ReproPhylo stores the metadata of the sequences, as read from GenBank files or CSVs. As the metadata appears there, so it will on your trees. There is reduced opportunity for human error in the transference of metadata from data bins to trees or built in analyses and steps (e.g. trait matrix for Bayestraits), as long as it was fed in correctly initially. Species names will be the same as in the original GenBank record, or as set in the metadata spreadsheet, no matter if you decide to add them to your figure post hoc. Need to change a species name or some other metadata? Change your spreadsheet, the change will propagate to your figures.

Reproducible publications

ReproPhylo, upon request will produce an archive file containing everything needed for publishing the analysis.
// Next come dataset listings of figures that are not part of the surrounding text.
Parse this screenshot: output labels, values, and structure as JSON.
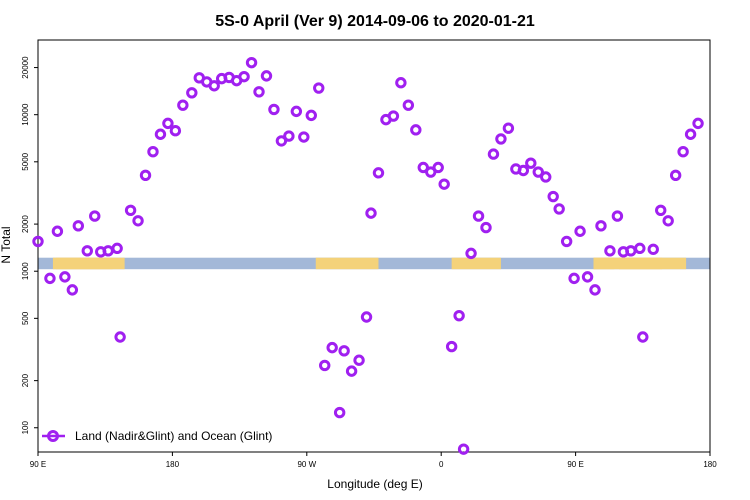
{
  "chart_data": {
    "type": "scatter",
    "title": "5S-0 April (Ver 9)   2014-09-06 to 2020-01-21",
    "xlabel": "Longitude (deg E)",
    "ylabel": "N Total",
    "xlim": [
      90,
      540
    ],
    "ylim_log": [
      70,
      30000
    ],
    "y_scale": "log",
    "x_ticks": [
      {
        "value": 90,
        "label": "90 E"
      },
      {
        "value": 180,
        "label": "180"
      },
      {
        "value": 270,
        "label": "90 W"
      },
      {
        "value": 360,
        "label": "0"
      },
      {
        "value": 450,
        "label": "90 E"
      },
      {
        "value": 540,
        "label": "180"
      }
    ],
    "y_ticks": [
      {
        "value": 100,
        "label": "100"
      },
      {
        "value": 200,
        "label": "200"
      },
      {
        "value": 500,
        "label": "500"
      },
      {
        "value": 1000,
        "label": "1000"
      },
      {
        "value": 2000,
        "label": "2000"
      },
      {
        "value": 5000,
        "label": "5000"
      },
      {
        "value": 10000,
        "label": "10000"
      },
      {
        "value": 20000,
        "label": "20000"
      }
    ],
    "land_band": {
      "y_low": 1030,
      "y_high": 1220,
      "ocean_color": "#a3b8d8",
      "land_color": "#f4d27a",
      "land_segments": [
        [
          102,
          148
        ],
        [
          276,
          318
        ],
        [
          100,
          140
        ],
        [
          367,
          400
        ],
        [
          462,
          476
        ],
        [
          479,
          524
        ]
      ]
    },
    "series": [
      {
        "name": "Land (Nadir&Glint) and Ocean (Glint)",
        "color": "#a020f0",
        "points": [
          [
            90,
            1550
          ],
          [
            98,
            900
          ],
          [
            103,
            1800
          ],
          [
            108,
            920
          ],
          [
            113,
            760
          ],
          [
            117,
            1950
          ],
          [
            123,
            1350
          ],
          [
            128,
            2250
          ],
          [
            132,
            1330
          ],
          [
            137,
            1350
          ],
          [
            143,
            1400
          ],
          [
            145,
            380
          ],
          [
            152,
            2450
          ],
          [
            157,
            2100
          ],
          [
            162,
            4100
          ],
          [
            167,
            5800
          ],
          [
            172,
            7500
          ],
          [
            177,
            8800
          ],
          [
            182,
            7900
          ],
          [
            187,
            11500
          ],
          [
            193,
            13800
          ],
          [
            198,
            17200
          ],
          [
            203,
            16200
          ],
          [
            208,
            15300
          ],
          [
            213,
            17000
          ],
          [
            218,
            17300
          ],
          [
            223,
            16500
          ],
          [
            228,
            17500
          ],
          [
            233,
            21500
          ],
          [
            238,
            14000
          ],
          [
            243,
            17700
          ],
          [
            248,
            10800
          ],
          [
            253,
            6800
          ],
          [
            258,
            7300
          ],
          [
            263,
            10500
          ],
          [
            268,
            7200
          ],
          [
            273,
            9900
          ],
          [
            278,
            14800
          ],
          [
            282,
            250
          ],
          [
            287,
            325
          ],
          [
            292,
            125
          ],
          [
            295,
            310
          ],
          [
            300,
            230
          ],
          [
            305,
            270
          ],
          [
            310,
            510
          ],
          [
            313,
            2350
          ],
          [
            318,
            4250
          ],
          [
            323,
            9300
          ],
          [
            328,
            9800
          ],
          [
            333,
            16000
          ],
          [
            338,
            11500
          ],
          [
            343,
            8000
          ],
          [
            348,
            4600
          ],
          [
            353,
            4300
          ],
          [
            358,
            4600
          ],
          [
            362,
            3600
          ],
          [
            367,
            330
          ],
          [
            372,
            520
          ],
          [
            375,
            73
          ],
          [
            380,
            1300
          ],
          [
            385,
            2250
          ],
          [
            390,
            1900
          ],
          [
            395,
            5600
          ],
          [
            400,
            7000
          ],
          [
            405,
            8200
          ],
          [
            410,
            4500
          ],
          [
            415,
            4400
          ],
          [
            420,
            4900
          ],
          [
            425,
            4300
          ],
          [
            430,
            4000
          ],
          [
            435,
            3000
          ],
          [
            439,
            2500
          ],
          [
            444,
            1550
          ],
          [
            449,
            900
          ],
          [
            453,
            1800
          ],
          [
            458,
            920
          ],
          [
            463,
            760
          ],
          [
            467,
            1950
          ],
          [
            473,
            1350
          ],
          [
            478,
            2250
          ],
          [
            482,
            1330
          ],
          [
            487,
            1350
          ],
          [
            493,
            1400
          ],
          [
            495,
            380
          ],
          [
            502,
            1380
          ],
          [
            507,
            2450
          ],
          [
            512,
            2100
          ],
          [
            517,
            4100
          ],
          [
            522,
            5800
          ],
          [
            527,
            7500
          ],
          [
            532,
            8800
          ]
        ]
      }
    ]
  }
}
It will contain the sequences and metadata as a GenBank file, the trees and alignments as a PhyloXML file, the figures, and a report providing detailed descriptions of the methods and data composition.

With Git integration there’s also…

Provenance integrity – the final nail

Git works quietly at the background. ReproPhylo will record a version of the pickle file any time it is updated, as well as of input files, scripts and Jupyter notebook files. Built in Project methods allow to view the Git commits and to revert the Project to other versions than the current. Toggling between, say, tree versions in this way, cannot damage provenance information, because the whole Project containing the tree will be toggled along with it, preserving prevenance.
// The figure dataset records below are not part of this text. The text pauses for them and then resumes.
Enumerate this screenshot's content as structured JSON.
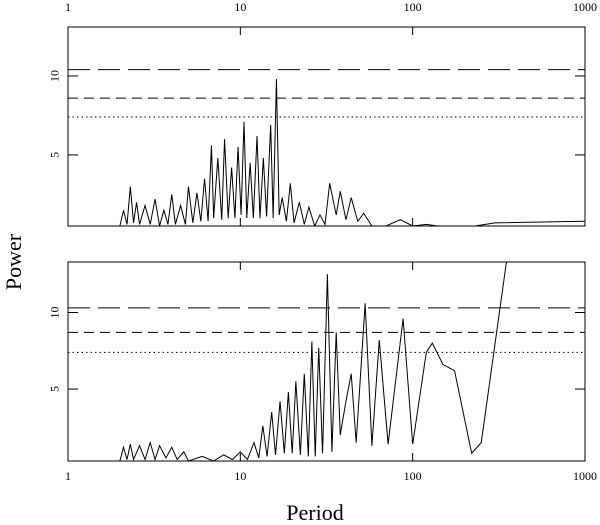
{
  "chart_data": [
    {
      "type": "line",
      "ylabel": "Power",
      "log_x": true,
      "xtick_position": "top",
      "xlim": [
        1,
        1000
      ],
      "xticks": [
        1,
        10,
        100,
        1000
      ],
      "ylim": [
        0.5,
        13.1
      ],
      "yticks": [
        5,
        10
      ],
      "hlines": [
        {
          "value": 10.4,
          "style": "long-dash"
        },
        {
          "value": 8.6,
          "style": "dash"
        },
        {
          "value": 7.4,
          "style": "dot"
        }
      ],
      "series": [
        {
          "color": "#000000",
          "x": [
            2.0,
            2.1,
            2.2,
            2.3,
            2.4,
            2.5,
            2.6,
            2.8,
            3.0,
            3.2,
            3.4,
            3.6,
            3.8,
            4.0,
            4.2,
            4.5,
            4.8,
            5.0,
            5.3,
            5.6,
            5.9,
            6.2,
            6.5,
            6.8,
            7.0,
            7.4,
            7.8,
            8.1,
            8.5,
            8.9,
            9.3,
            9.7,
            10.1,
            10.5,
            10.9,
            11.4,
            11.9,
            12.5,
            13.0,
            13.6,
            14.2,
            15.0,
            15.5,
            16.2,
            16.8,
            17.5,
            18.5,
            19.5,
            20.5,
            22,
            23.5,
            25,
            27,
            29,
            31,
            33,
            36,
            38,
            41,
            44,
            48,
            52,
            58,
            70,
            85,
            100,
            120,
            140,
            230,
            300,
            1000
          ],
          "values": [
            0.5,
            1.5,
            0.6,
            3.0,
            0.7,
            2.0,
            0.6,
            1.8,
            0.6,
            2.2,
            0.5,
            1.5,
            0.6,
            2.5,
            0.6,
            1.8,
            0.6,
            3.0,
            0.7,
            2.6,
            0.8,
            3.5,
            0.8,
            5.6,
            1.0,
            4.8,
            0.9,
            6.0,
            1.0,
            4.2,
            1.0,
            5.5,
            1.2,
            7.1,
            1.0,
            4.5,
            1.0,
            6.2,
            1.0,
            4.8,
            1.1,
            6.9,
            1.0,
            9.8,
            1.2,
            2.3,
            0.8,
            3.2,
            0.7,
            2.0,
            0.6,
            1.7,
            0.5,
            1.2,
            0.6,
            3.2,
            1.2,
            2.7,
            0.9,
            2.3,
            0.8,
            1.3,
            0.5,
            0.5,
            0.9,
            0.5,
            0.6,
            0.5,
            0.5,
            0.7,
            0.8
          ]
        }
      ]
    },
    {
      "type": "line",
      "xlabel": "Period",
      "log_x": true,
      "xtick_position": "bottom",
      "xlim": [
        1,
        1000
      ],
      "xticks": [
        1,
        10,
        100,
        1000
      ],
      "ylim": [
        0.3,
        13.3
      ],
      "yticks": [
        5,
        10
      ],
      "hlines": [
        {
          "value": 10.3,
          "style": "long-dash"
        },
        {
          "value": 8.7,
          "style": "dash"
        },
        {
          "value": 7.4,
          "style": "dot"
        }
      ],
      "series": [
        {
          "color": "#000000",
          "x": [
            2.0,
            2.1,
            2.2,
            2.3,
            2.4,
            2.6,
            2.8,
            3.0,
            3.2,
            3.4,
            3.7,
            4.0,
            4.3,
            4.7,
            5.0,
            6,
            7,
            8,
            9,
            10,
            11,
            12,
            12.8,
            13.5,
            14.3,
            15.2,
            16,
            17,
            18,
            19,
            20,
            21,
            22.3,
            23.5,
            24.8,
            26,
            27.2,
            28.5,
            30,
            32,
            34,
            36,
            38,
            41,
            44,
            47,
            53,
            58,
            64,
            72,
            88,
            100,
            120,
            130,
            150,
            175,
            220,
            250,
            350
          ],
          "values": [
            0.3,
            1.2,
            0.4,
            1.4,
            0.4,
            1.3,
            0.4,
            1.5,
            0.4,
            1.3,
            0.5,
            1.2,
            0.4,
            0.9,
            0.3,
            0.6,
            0.3,
            0.7,
            0.4,
            0.9,
            0.4,
            1.5,
            0.5,
            2.6,
            0.6,
            3.5,
            0.7,
            4.2,
            0.8,
            4.8,
            0.8,
            5.5,
            0.7,
            6.0,
            0.6,
            8.1,
            0.6,
            7.7,
            0.8,
            12.5,
            0.9,
            8.7,
            2.0,
            4.2,
            6.0,
            1.5,
            10.6,
            1.3,
            8.2,
            1.4,
            9.6,
            1.4,
            7.4,
            8.0,
            6.6,
            6.2,
            0.8,
            1.5,
            13.3
          ]
        }
      ]
    }
  ]
}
Symplified publication of complex pipelines

A consequence of using Git to allow toggling between Project versions is the creation of a Git repository ( a .git directory). ReproPhylo makes sure not to interfere with pre-existing Git repositories and ones that do not explicitly belong to the current Project. This Git repository is all you would need to publish your workflow as it can be pushed to GitHub and then given a FigShare DOI, using FigShare’s Git integration. This way of publishing your analysis is a more direct and cuts out the middleman which is supplementary files.
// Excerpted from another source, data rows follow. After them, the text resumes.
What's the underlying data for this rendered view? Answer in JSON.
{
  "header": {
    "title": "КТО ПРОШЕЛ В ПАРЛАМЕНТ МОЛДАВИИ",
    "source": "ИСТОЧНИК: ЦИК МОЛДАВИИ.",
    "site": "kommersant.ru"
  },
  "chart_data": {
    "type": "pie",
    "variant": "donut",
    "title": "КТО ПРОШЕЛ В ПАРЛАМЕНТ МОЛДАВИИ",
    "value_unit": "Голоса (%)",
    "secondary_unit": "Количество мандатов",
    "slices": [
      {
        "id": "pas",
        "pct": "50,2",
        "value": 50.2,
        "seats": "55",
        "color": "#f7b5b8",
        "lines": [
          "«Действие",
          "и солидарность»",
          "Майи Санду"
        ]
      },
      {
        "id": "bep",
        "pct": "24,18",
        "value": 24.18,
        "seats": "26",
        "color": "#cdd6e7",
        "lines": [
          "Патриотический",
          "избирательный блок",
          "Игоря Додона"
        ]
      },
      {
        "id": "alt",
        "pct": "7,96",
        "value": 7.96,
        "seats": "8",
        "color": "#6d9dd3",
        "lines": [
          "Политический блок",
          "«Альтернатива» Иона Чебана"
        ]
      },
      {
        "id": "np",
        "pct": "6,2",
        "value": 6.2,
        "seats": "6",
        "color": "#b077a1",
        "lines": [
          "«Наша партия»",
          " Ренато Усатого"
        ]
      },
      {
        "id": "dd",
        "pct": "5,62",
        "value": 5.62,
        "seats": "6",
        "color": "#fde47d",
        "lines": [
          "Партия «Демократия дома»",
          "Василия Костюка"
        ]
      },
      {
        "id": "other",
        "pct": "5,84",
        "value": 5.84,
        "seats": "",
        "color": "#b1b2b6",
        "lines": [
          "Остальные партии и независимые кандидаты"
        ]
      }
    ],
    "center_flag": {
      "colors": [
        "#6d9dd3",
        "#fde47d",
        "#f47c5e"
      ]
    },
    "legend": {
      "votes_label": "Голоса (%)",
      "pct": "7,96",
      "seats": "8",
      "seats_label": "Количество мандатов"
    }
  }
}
Working with Docker (or other virtualization solutions)

Unlike Git, Docker is not integrated in ReproPhylo, just used as a method of distribution. However, the combination of the ReproPhylo Docker image and the Git repository produced by your analysis are as close as one can get to ultimate reproducibility, as far as I can see. The Docker container is the environment in which the analysis was done, and all the challenges of recreating this environment do not exist anymore. This combination of a Git repository and a Docker container, eliminates hours of setting up a high quality reproducible publication and of installation and configuration for a reader interested in repeating and/or extending the analysis, and makes them a thing of the past. Since ETE and matplotlib communicate with the host OS X11-server to produce graphics, some steps are required to couple the X11-server in the docker container with that of the host OS. This may seem to stand in the way of a slick installation process, but solution to this is simple in Linux OSs, and comes in the form of a shell script that manages all the steps starting with the image pulling and ending with serving Jupyter notebook to the local default web browser. However, Docker is not the ultimate solution on all platforms. In OSX and WIndows, there is no simple solution, since Docker operates as a virtual machine in these operating systems. For Windows, I solved this by forfeiting containerization. Instead, ReproPhylo is distributed as a WinPython self contained version. Just download, extract, and fire-up the Jupyter notebook. In OSX, I lean towards the other direction, replacing the Docker image with a full scale Ubuntu VM image (for full installation details see the manual). I would have loved to have a single distribution which is truly cross-platform and seamlessly installs on any machine, but this doesn’t seem likely to happen in the near future.

Conclusion

The tools for easy and reliable reproducibility exist. It is putting them together and configuring them for our needs, as ReproPhylo attempts to do, which might take some time. However, the time put into it is undoubtedly regained when these tools are routinely taken advantage of.